Creating the next generation of conservationists requires more than just classroom lessons. It requires opportunities for youth to join active conservation programs. We have had the wonderful opportunity to work with very enthusiastic young people, and we have seen their enthusiasm grow through their involvement with Darwin Animal Doctors. We encourage all environmental organizations in Galapagos to involve local students in their efforts, to instill a passion for conservation in the next generation. We further encourage schools to develop practical work placements and internships that allow students to engage in locally-run conservation programs and to learn from hands-on experience the importance of protecting the Galapagos ecosystem.
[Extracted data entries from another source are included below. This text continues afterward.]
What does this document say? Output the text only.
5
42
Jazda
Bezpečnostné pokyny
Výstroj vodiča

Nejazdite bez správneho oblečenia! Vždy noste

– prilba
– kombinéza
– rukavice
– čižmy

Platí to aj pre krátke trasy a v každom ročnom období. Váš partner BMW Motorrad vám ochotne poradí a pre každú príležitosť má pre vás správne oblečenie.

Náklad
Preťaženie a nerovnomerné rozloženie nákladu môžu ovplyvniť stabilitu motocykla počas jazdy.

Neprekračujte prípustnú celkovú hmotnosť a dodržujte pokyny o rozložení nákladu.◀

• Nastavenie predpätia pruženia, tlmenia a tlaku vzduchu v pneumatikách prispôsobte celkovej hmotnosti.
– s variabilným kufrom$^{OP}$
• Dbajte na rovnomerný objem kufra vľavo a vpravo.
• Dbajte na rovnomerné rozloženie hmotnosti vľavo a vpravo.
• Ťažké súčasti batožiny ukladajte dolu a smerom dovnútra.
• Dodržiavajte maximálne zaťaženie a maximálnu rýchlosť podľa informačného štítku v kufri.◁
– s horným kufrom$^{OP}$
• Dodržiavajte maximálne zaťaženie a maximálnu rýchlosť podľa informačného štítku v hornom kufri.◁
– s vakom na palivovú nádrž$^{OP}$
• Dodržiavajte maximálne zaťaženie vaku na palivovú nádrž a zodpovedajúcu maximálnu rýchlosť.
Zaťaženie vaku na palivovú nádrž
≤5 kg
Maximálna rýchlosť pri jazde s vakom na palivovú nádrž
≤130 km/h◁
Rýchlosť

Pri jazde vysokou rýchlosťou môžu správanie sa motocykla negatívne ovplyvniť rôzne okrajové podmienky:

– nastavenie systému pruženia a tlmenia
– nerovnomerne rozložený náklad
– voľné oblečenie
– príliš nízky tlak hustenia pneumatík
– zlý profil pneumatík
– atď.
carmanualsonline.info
Darwin Animal Doctors would not be able to run such programs without the unfaltering support of our donors. Celebrity Cruises and Galapagos Conservancy have been pivotal in funding our initiatives for many years, and it is thanks to their continuing support that we have been able to grow in our education efforts. Additionally, we would like to thank the Galapagos Biosecurity Agency for its continued collaboration, allowing us to grow and expand our veterinary programs. The support of the Galapagos Biosecurity Agency has not only allowed our clinic to continue to serve the Santa Cruz community, but has now enabled us to reach communities on Isabela and San Cristóbal Islands as well.